Ragged Clown

It's just a shadow you're seeing that he's chasing…


Come on and jump to the beat!

July
2025

Men don’t dance any more. Not unless they are drunk. Back when we were teenagers, we went to discos, and line dancing gave us permission to dance without being embarrassed. Twenty-first-century teenagers don’t have that excuse to get started.

I was at school in the early 80s, and we (boys and girls) used to dance together at the discos we went to every week. I was a bit shy as a teenager, and it was hard to get me dancing. The thing that pulled me in was a group dance, or a line dance, where everyone was dancing together with the same moves (”Come on and jump to the beat! Jump!”). I think the big difference was that no one was watching because they were all concentrating on their own “Jump!”. There might have been some boring twats criticising from the sidelines, but no one cared what they thought, because they were boring twats.

Once I’d got the confidence to line dance, it was a small step to disco dancing or doing the special moves that Ska required, and by then, I could dance anywhere with anyone — but it was the group dance/line dance that broke down those barriers.
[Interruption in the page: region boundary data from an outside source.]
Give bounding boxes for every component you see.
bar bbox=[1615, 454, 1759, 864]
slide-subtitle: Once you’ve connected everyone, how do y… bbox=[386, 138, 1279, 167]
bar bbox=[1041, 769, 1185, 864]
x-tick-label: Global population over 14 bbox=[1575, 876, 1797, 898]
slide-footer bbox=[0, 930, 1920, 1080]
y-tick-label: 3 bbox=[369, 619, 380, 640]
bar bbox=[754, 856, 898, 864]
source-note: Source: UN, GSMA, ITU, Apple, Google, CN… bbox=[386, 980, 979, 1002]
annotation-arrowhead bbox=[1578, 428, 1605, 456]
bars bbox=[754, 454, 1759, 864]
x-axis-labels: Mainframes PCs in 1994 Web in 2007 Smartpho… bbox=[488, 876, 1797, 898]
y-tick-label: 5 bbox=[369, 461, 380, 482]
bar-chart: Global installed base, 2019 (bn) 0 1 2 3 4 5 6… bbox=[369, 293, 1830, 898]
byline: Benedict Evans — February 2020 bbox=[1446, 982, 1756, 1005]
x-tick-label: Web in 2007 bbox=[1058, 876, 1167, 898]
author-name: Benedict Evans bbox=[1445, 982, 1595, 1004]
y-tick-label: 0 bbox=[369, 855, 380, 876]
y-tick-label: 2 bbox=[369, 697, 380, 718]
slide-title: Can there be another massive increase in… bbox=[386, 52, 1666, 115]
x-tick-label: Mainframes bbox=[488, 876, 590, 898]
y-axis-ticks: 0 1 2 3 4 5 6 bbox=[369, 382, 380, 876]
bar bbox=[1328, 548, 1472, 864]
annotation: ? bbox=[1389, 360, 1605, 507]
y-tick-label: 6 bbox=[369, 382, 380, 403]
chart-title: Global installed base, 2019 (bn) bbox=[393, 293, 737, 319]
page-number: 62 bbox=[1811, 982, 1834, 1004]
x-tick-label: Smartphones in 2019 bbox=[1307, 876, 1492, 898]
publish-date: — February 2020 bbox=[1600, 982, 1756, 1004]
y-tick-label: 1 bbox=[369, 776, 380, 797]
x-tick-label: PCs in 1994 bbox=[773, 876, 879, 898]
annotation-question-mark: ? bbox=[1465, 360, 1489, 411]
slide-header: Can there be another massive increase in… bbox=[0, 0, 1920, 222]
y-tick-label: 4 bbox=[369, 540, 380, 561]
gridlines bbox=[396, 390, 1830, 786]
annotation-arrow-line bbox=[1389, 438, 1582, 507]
I fell in love with a girl in my class when I was 12, but I was too shy to tell her. I held her hand when we all went ice skating together, and that was allowed because everyone was holding hands. We even jumped to the beat (”Jump!”) at the disco together, but I couldn’t tell her I loved her. Too shy.

I joined the Navy when I was 16, while everyone else was still at school. The first Christmas that I came home, there was a party at the school. We had all had a little to drink, and when Come on Eileen came on, we all danced together, holding hands in a big circle. I HELD HANDS WITH HER! The beer and the dancing made it easy for me to ask her out, and we were together for the next three years. When we compared notes later, it turned out that we had both fancied each other since we were twelve, but we were both too shy to do anything about it.

Jump!
Come on and jump to the beat. Jump!

Fast forward to now, and my kids never had that line dancing opportunity to hold hands, so it’s nearly impossible to make that next big step to kissing and falling in love. They play video games across the interwebs together, but that step to holding hands and kissing is a step too far.


I had lunch with my girlfriend a couple of years ago, and our strongest memory from our teenage years was holding hands and dancing to Come on Eileen. We both remembered “Come on and jump to the beat! Jump!”, and wished we’d done something about it from the start.

Come on, Eileen. I swear.
At this moment, you mean everything.

Twenty-first-century kids don’t expect dads to dance.

When I was about 19, I was at Jacko’s birthday party where we played The B52’s Rock Lobster, and everyone did this weird, knees-twisting, arms-flapping dance that became the standard Man’s Dance for the next couple of years. I didn’t really get another opportunity to dance after that until I got married, but my wife made fun of my dancing, and I never danced again.

Fast-forward to now and my kids are all grown up and I don’t care what they think when I do my weird, knees-twisting, arms-flapping dance. I am supposed to be a middle-aged Dad who would NEVER dance because that’s not what dad’s do.

But I dance.

Boys in bikinis. Girls with surfboards.
Everybody’s rockin’. Everybody’s fruggin’.